おもしろいというのは私にとって、様々な邪念が一切入ってこないくらい、素直に、そして真剣に生きているときに滲み出る〝おかしみ〟のことなのだ。そのおかしみは、隙、と表現することもできる。

 「お腹がゆるい」という著者の特性に関するエピソードが今回は特に多く、その内容に勇気づけられる。自分もどちらかといえばゆるい方だが著者ほどではないので、こういった 経験談をてらいもなく開示してくれていると「自分なんてまだマシだ」というポジティブな気持ちになれるので感謝である。「腹と修羅」における「現代のシザーハンズ誕生の瞬間である。」というパンチラインは笑いすぎて死ぬかと思った。

いろんな人に『イン・ザ・メガチャーチ』をおすすめされているので、早く読みたい。

2026年5月26日火曜日

昔の会社員はどうやって仕事をしていたのか vol.1&2

昔の会社員はどうやって仕事をしていたのか vol.1

昔の会社員はどうやって仕事をしていたのか vol.2

 blackbird booksのインスタで見かけてジャンピング購入。
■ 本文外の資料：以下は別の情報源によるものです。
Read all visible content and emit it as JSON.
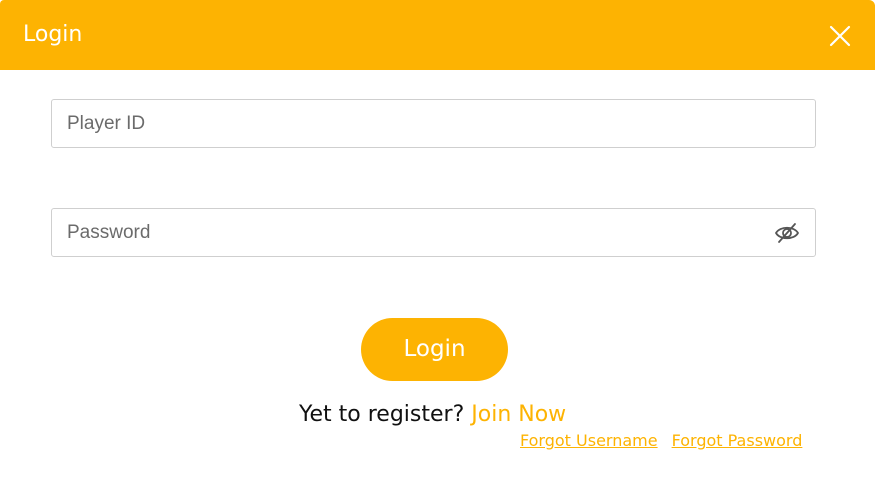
{
  "header": {
    "title": "Login",
    "close_icon": "close-icon"
  },
  "form": {
    "player_id": {
      "placeholder": "Player ID",
      "value": ""
    },
    "password": {
      "placeholder": "Password",
      "value": "",
      "toggle_icon": "eye-slash-icon"
    },
    "login_label": "Login"
  },
  "register": {
    "prompt": "Yet to register? ",
    "join_label": "Join Now"
  },
  "links": {
    "forgot_username": "Forgot Username",
    "forgot_password": "Forgot Password"
  },
  "colors": {
    "accent": "#fdb302",
    "text": "#111111",
    "placeholder": "#6b6b6b",
    "border": "#cfcfcf"
  }
}
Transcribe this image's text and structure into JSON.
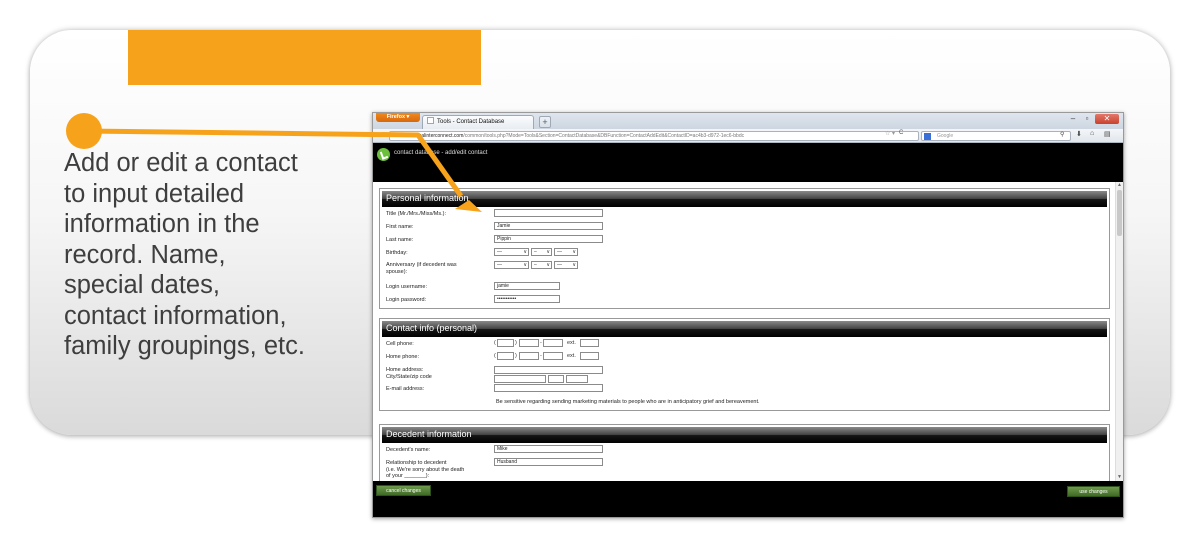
{
  "callout": {
    "text": "Add or edit a contact\nto input detailed\ninformation in the\nrecord.  Name,\nspecial dates,\ncontact information,\nfamily groupings, etc."
  },
  "colors": {
    "accent": "#f7a21b",
    "button_green": "#4f7f33"
  },
  "browser": {
    "app_button": "Firefox ▾",
    "tab_title": "Tools - Contact Database",
    "new_tab": "+",
    "controls": {
      "minimize": "–",
      "maximize": "▫",
      "close": "✕"
    },
    "url_prefix": "www.",
    "url_domain": "virtualinterconnect.com",
    "url_path": "/common/tools.php?Mode=Tools&Section=ContactDatabase&DBFunction=ContactAddEdit&ContactID=ac4b3-d972-1ec6-bbdc",
    "search_placeholder": "Google"
  },
  "app": {
    "breadcrumb": "contact database - add/edit contact"
  },
  "personal": {
    "heading": "Personal information",
    "title_label": "Title (Mr./Mrs./Miss/Ms.):",
    "title_value": "",
    "first_name_label": "First name:",
    "first_name_value": "Jamie",
    "last_name_label": "Last name:",
    "last_name_value": "Pippin",
    "birthday_label": "Birthday:",
    "birthday_month": "—",
    "birthday_day": "–",
    "birthday_year": "—",
    "anniversary_label": "Anniversary (if decedent was\nspouse):",
    "anniversary_month": "—",
    "anniversary_day": "–",
    "anniversary_year": "—",
    "login_username_label": "Login username:",
    "login_username_value": "jamie",
    "login_password_label": "Login password:",
    "login_password_value": "•••••••••••"
  },
  "contact": {
    "heading": "Contact info (personal)",
    "cell_label": "Cell phone:",
    "home_phone_label": "Home phone:",
    "paren_open": "(",
    "paren_close": ")",
    "dash": "-",
    "ext_label": "ext.",
    "address_label": "Home address:\nCity/State/zip code",
    "email_label": "E-mail address:",
    "note": "Be sensitive regarding sending marketing materials to people who are in anticipatory grief and bereavement."
  },
  "decedent": {
    "heading": "Decedent information",
    "name_label": "Decedent's name:",
    "name_value": "Mike",
    "relationship_label": "Relationship to decedent\n(i.e. We're sorry about the death\nof your _______):",
    "relationship_value": "Husband"
  },
  "footer": {
    "cancel_label": "cancel changes",
    "use_label": "use changes"
  }
}
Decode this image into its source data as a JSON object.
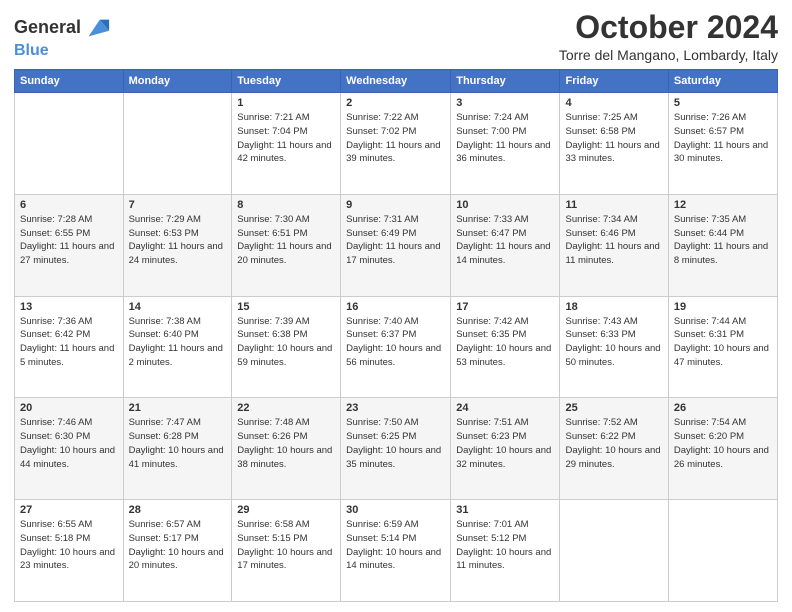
{
  "header": {
    "logo_line1": "General",
    "logo_line2": "Blue",
    "month": "October 2024",
    "location": "Torre del Mangano, Lombardy, Italy"
  },
  "weekdays": [
    "Sunday",
    "Monday",
    "Tuesday",
    "Wednesday",
    "Thursday",
    "Friday",
    "Saturday"
  ],
  "weeks": [
    [
      {
        "day": "",
        "info": ""
      },
      {
        "day": "",
        "info": ""
      },
      {
        "day": "1",
        "info": "Sunrise: 7:21 AM\nSunset: 7:04 PM\nDaylight: 11 hours and 42 minutes."
      },
      {
        "day": "2",
        "info": "Sunrise: 7:22 AM\nSunset: 7:02 PM\nDaylight: 11 hours and 39 minutes."
      },
      {
        "day": "3",
        "info": "Sunrise: 7:24 AM\nSunset: 7:00 PM\nDaylight: 11 hours and 36 minutes."
      },
      {
        "day": "4",
        "info": "Sunrise: 7:25 AM\nSunset: 6:58 PM\nDaylight: 11 hours and 33 minutes."
      },
      {
        "day": "5",
        "info": "Sunrise: 7:26 AM\nSunset: 6:57 PM\nDaylight: 11 hours and 30 minutes."
      }
    ],
    [
      {
        "day": "6",
        "info": "Sunrise: 7:28 AM\nSunset: 6:55 PM\nDaylight: 11 hours and 27 minutes."
      },
      {
        "day": "7",
        "info": "Sunrise: 7:29 AM\nSunset: 6:53 PM\nDaylight: 11 hours and 24 minutes."
      },
      {
        "day": "8",
        "info": "Sunrise: 7:30 AM\nSunset: 6:51 PM\nDaylight: 11 hours and 20 minutes."
      },
      {
        "day": "9",
        "info": "Sunrise: 7:31 AM\nSunset: 6:49 PM\nDaylight: 11 hours and 17 minutes."
      },
      {
        "day": "10",
        "info": "Sunrise: 7:33 AM\nSunset: 6:47 PM\nDaylight: 11 hours and 14 minutes."
      },
      {
        "day": "11",
        "info": "Sunrise: 7:34 AM\nSunset: 6:46 PM\nDaylight: 11 hours and 11 minutes."
      },
      {
        "day": "12",
        "info": "Sunrise: 7:35 AM\nSunset: 6:44 PM\nDaylight: 11 hours and 8 minutes."
      }
    ],
    [
      {
        "day": "13",
        "info": "Sunrise: 7:36 AM\nSunset: 6:42 PM\nDaylight: 11 hours and 5 minutes."
      },
      {
        "day": "14",
        "info": "Sunrise: 7:38 AM\nSunset: 6:40 PM\nDaylight: 11 hours and 2 minutes."
      },
      {
        "day": "15",
        "info": "Sunrise: 7:39 AM\nSunset: 6:38 PM\nDaylight: 10 hours and 59 minutes."
      },
      {
        "day": "16",
        "info": "Sunrise: 7:40 AM\nSunset: 6:37 PM\nDaylight: 10 hours and 56 minutes."
      },
      {
        "day": "17",
        "info": "Sunrise: 7:42 AM\nSunset: 6:35 PM\nDaylight: 10 hours and 53 minutes."
      },
      {
        "day": "18",
        "info": "Sunrise: 7:43 AM\nSunset: 6:33 PM\nDaylight: 10 hours and 50 minutes."
      },
      {
        "day": "19",
        "info": "Sunrise: 7:44 AM\nSunset: 6:31 PM\nDaylight: 10 hours and 47 minutes."
      }
    ],
    [
      {
        "day": "20",
        "info": "Sunrise: 7:46 AM\nSunset: 6:30 PM\nDaylight: 10 hours and 44 minutes."
      },
      {
        "day": "21",
        "info": "Sunrise: 7:47 AM\nSunset: 6:28 PM\nDaylight: 10 hours and 41 minutes."
      },
      {
        "day": "22",
        "info": "Sunrise: 7:48 AM\nSunset: 6:26 PM\nDaylight: 10 hours and 38 minutes."
      },
      {
        "day": "23",
        "info": "Sunrise: 7:50 AM\nSunset: 6:25 PM\nDaylight: 10 hours and 35 minutes."
      },
      {
        "day": "24",
        "info": "Sunrise: 7:51 AM\nSunset: 6:23 PM\nDaylight: 10 hours and 32 minutes."
      },
      {
        "day": "25",
        "info": "Sunrise: 7:52 AM\nSunset: 6:22 PM\nDaylight: 10 hours and 29 minutes."
      },
      {
        "day": "26",
        "info": "Sunrise: 7:54 AM\nSunset: 6:20 PM\nDaylight: 10 hours and 26 minutes."
      }
    ],
    [
      {
        "day": "27",
        "info": "Sunrise: 6:55 AM\nSunset: 5:18 PM\nDaylight: 10 hours and 23 minutes."
      },
      {
        "day": "28",
        "info": "Sunrise: 6:57 AM\nSunset: 5:17 PM\nDaylight: 10 hours and 20 minutes."
      },
      {
        "day": "29",
        "info": "Sunrise: 6:58 AM\nSunset: 5:15 PM\nDaylight: 10 hours and 17 minutes."
      },
      {
        "day": "30",
        "info": "Sunrise: 6:59 AM\nSunset: 5:14 PM\nDaylight: 10 hours and 14 minutes."
      },
      {
        "day": "31",
        "info": "Sunrise: 7:01 AM\nSunset: 5:12 PM\nDaylight: 10 hours and 11 minutes."
      },
      {
        "day": "",
        "info": ""
      },
      {
        "day": "",
        "info": ""
      }
    ]
  ]
}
AIが本格的に仕事へ導入されつつあり、大きなパラダイムシフトが起こりそうな今、過去の仕事のあり方を見つめ直す試みがとても興味深かった。

 著者は80年代生まれで、自身より上の世代である70年代、80年代に入社した方々へ仕事の進め方をヒアリングし、その内容と現状を比較しながら論考が展開されている。生活史の仕事版のような一冊で、各人がどのようなキャリアを歩んできたか。今でこそ個人のキャリアパスに関する情報はネット上に溢れているが、インターネット以前の「普通のサラリーマン」のキャリアはなかなかアクセスできない情報であり、そういう意味でもZINEという媒体の強みを感じる。
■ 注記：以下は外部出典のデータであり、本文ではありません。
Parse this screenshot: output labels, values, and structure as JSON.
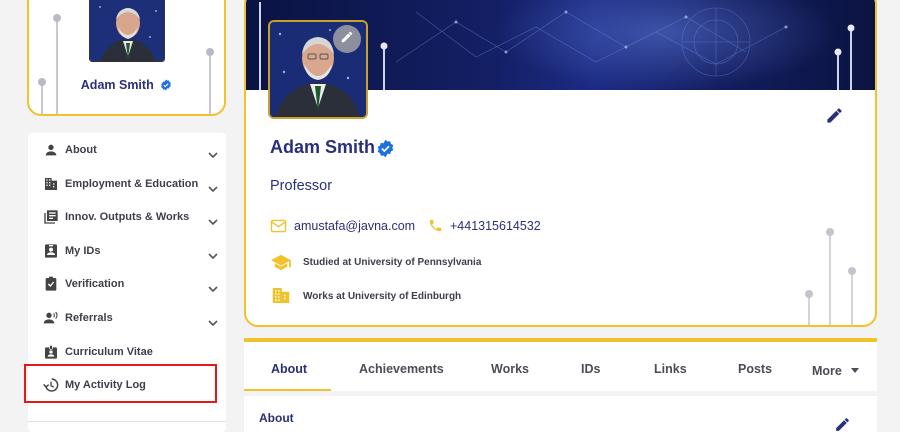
{
  "user": {
    "name": "Adam Smith",
    "title": "Professor",
    "email": "amustafa@javna.com",
    "phone": "+441315614532",
    "studied": "Studied at University of Pennsylvania",
    "works": "Works at University of Edinburgh"
  },
  "sidebar": {
    "items": [
      {
        "label": "About",
        "icon": "person-icon",
        "expandable": true
      },
      {
        "label": "Employment & Education",
        "icon": "building-icon",
        "expandable": true
      },
      {
        "label": "Innov. Outputs & Works",
        "icon": "library-icon",
        "expandable": true
      },
      {
        "label": "My IDs",
        "icon": "id-card-icon",
        "expandable": true
      },
      {
        "label": "Verification",
        "icon": "clipboard-check-icon",
        "expandable": true
      },
      {
        "label": "Referrals",
        "icon": "record-voice-icon",
        "expandable": true
      },
      {
        "label": "Curriculum Vitae",
        "icon": "badge-icon",
        "expandable": false
      },
      {
        "label": "My Activity Log",
        "icon": "history-icon",
        "expandable": false
      }
    ]
  },
  "tabs": {
    "items": [
      "About",
      "Achievements",
      "Works",
      "IDs",
      "Links",
      "Posts",
      "More"
    ],
    "active": "About"
  },
  "section": {
    "title": "About"
  },
  "colors": {
    "accent": "#f0c22b",
    "primary": "#2a2f7a",
    "verified": "#1e6fe0",
    "highlight": "#e01b1b"
  }
}
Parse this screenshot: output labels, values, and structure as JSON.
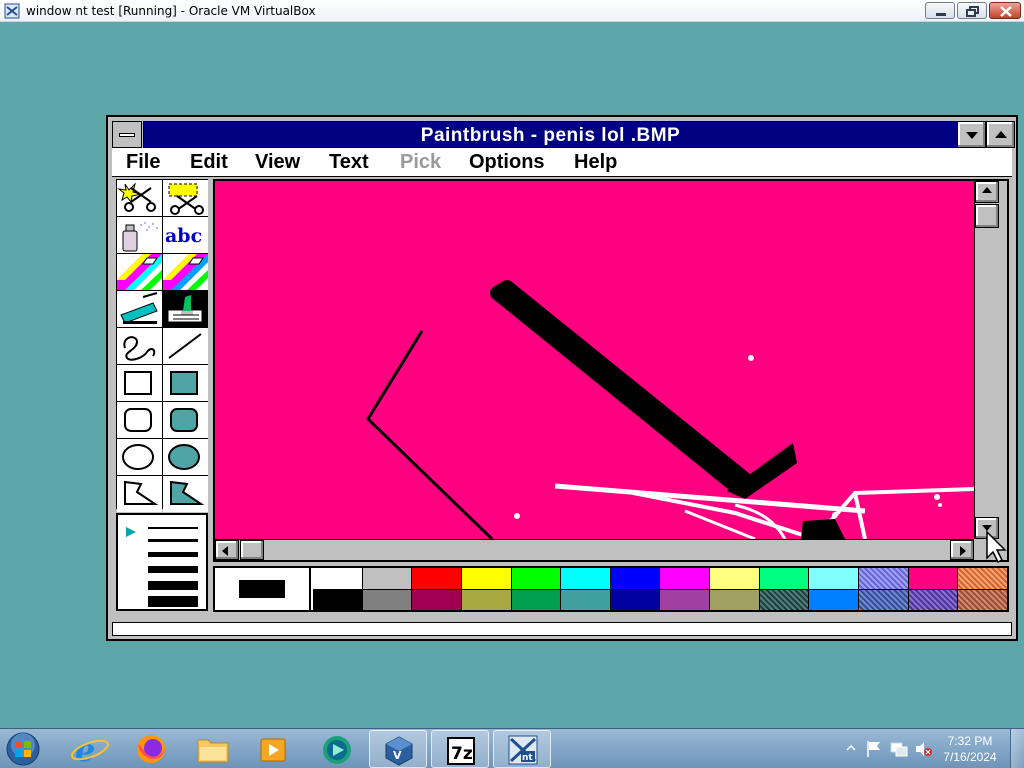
{
  "host_window": {
    "title": "window nt test [Running] - Oracle VM VirtualBox",
    "buttons": [
      "minimize",
      "maximize",
      "close"
    ]
  },
  "paintbrush": {
    "title": "Paintbrush - penis lol .BMP",
    "menu": [
      {
        "label": "File",
        "enabled": true
      },
      {
        "label": "Edit",
        "enabled": true
      },
      {
        "label": "View",
        "enabled": true
      },
      {
        "label": "Text",
        "enabled": true
      },
      {
        "label": "Pick",
        "enabled": false
      },
      {
        "label": "Options",
        "enabled": true
      },
      {
        "label": "Help",
        "enabled": true
      }
    ],
    "tools": [
      {
        "name": "scissors-tool-icon"
      },
      {
        "name": "pick-tool-icon"
      },
      {
        "name": "airbrush-tool-icon"
      },
      {
        "name": "text-tool-icon",
        "label": "abc"
      },
      {
        "name": "color-eraser-tool-icon"
      },
      {
        "name": "eraser-tool-icon"
      },
      {
        "name": "paint-roller-tool-icon"
      },
      {
        "name": "brush-tool-icon",
        "selected": true
      },
      {
        "name": "curve-tool-icon"
      },
      {
        "name": "line-tool-icon"
      },
      {
        "name": "box-tool-icon"
      },
      {
        "name": "filled-box-tool-icon"
      },
      {
        "name": "rounded-box-tool-icon"
      },
      {
        "name": "filled-rounded-box-tool-icon"
      },
      {
        "name": "circle-tool-icon"
      },
      {
        "name": "filled-circle-tool-icon"
      },
      {
        "name": "polygon-tool-icon"
      },
      {
        "name": "filled-polygon-tool-icon"
      }
    ],
    "line_sizes": 6,
    "canvas_color": "#ff0080",
    "foreground_color": "#000000",
    "background_color": "#ffffff",
    "palette": {
      "top": [
        "#ffffff",
        "#c0c0c0",
        "#ff0000",
        "#ffff00",
        "#00ff00",
        "#00ffff",
        "#0000ff",
        "#ff00ff",
        "#ffff80",
        "#00ff80",
        "#80ffff",
        "#8080ff",
        "#ff0080",
        "#ff8040"
      ],
      "bottom": [
        "#000000",
        "#808080",
        "#a0004f",
        "#a8a840",
        "#00a050",
        "#40a0a0",
        "#0000a0",
        "#a040a0",
        "#a0a060",
        "#205050",
        "#0080ff",
        "#4060c0",
        "#6040c0",
        "#c06040"
      ]
    }
  },
  "taskbar": {
    "apps": [
      "start-orb",
      "internet-explorer-icon",
      "firefox-icon",
      "file-explorer-icon",
      "media-player-icon",
      "app-icon",
      "virtualbox-icon",
      "7zip-icon",
      "windows-nt-vm-icon"
    ],
    "clock_time": "7:32 PM",
    "clock_date": "7/16/2024",
    "accent": "#6d94b9"
  }
}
 vol.1では著者の伯父への聞き取りが中心なのだが、PCによって当たり前になった業務が、手作業だった当時の現実の数々に驚くしかなかった。特に製品台帳が大きな模造紙だったという話は衝撃的だった。とはいえ、現在、PC上で行っている作業内容を逆算して考えると、模造紙くらいしかないか…と勝手に頭の中でリバースエンジニアリングしていた。他にもFAXが登場した際に「紙が物理的に飛んで届く」と思っていた女性部下のエピソードなど、時代感覚の違いがオモシロい。

 vol.2では広告業界とメーカー営業の2人に話を聞いている。vol.1でそろばん→電卓→PCという流れを通じて、「計算」が仕事の中心を担っていたことにフォーカスしていたが、vol.2では歴史を深掘りしながら、「仕事は読み書き、そろばん」をキーワードとして、計算機からPCまでの発展を解説してくれていて勉強になった。現在の当たり前が当時は革新的だった技術だと知ると、AIもいずれ社会へ溶け込んでいくのかもしれない。私が働き始めた2010年代には、すでにPCも基本的なソフトも存在しており、ここまで大きな変化の波をリアルタイムで経験するのは初めて。だからこそ柔軟に受け止められる人間でありたいと思う。

 70〜80年代は「モーレツ社員」と呼ばれる働き方が当たり前で、日本の経済成長は過重労働によって支えられていたとも言われる。しかし、当時の仕事における「計算」にかかるコストを知ると「そらそうやろ」という感想しか浮かばなかった。テクノロジーの進歩によってコストを圧縮できるようになった分、他のコストが上乗せされている状況ではあるが、「たくさん働いたら、それだけ成長する」という盲目的な神話を復活させようとする現政権の労働観はやっぱり理解不能だなという思いを新たにした。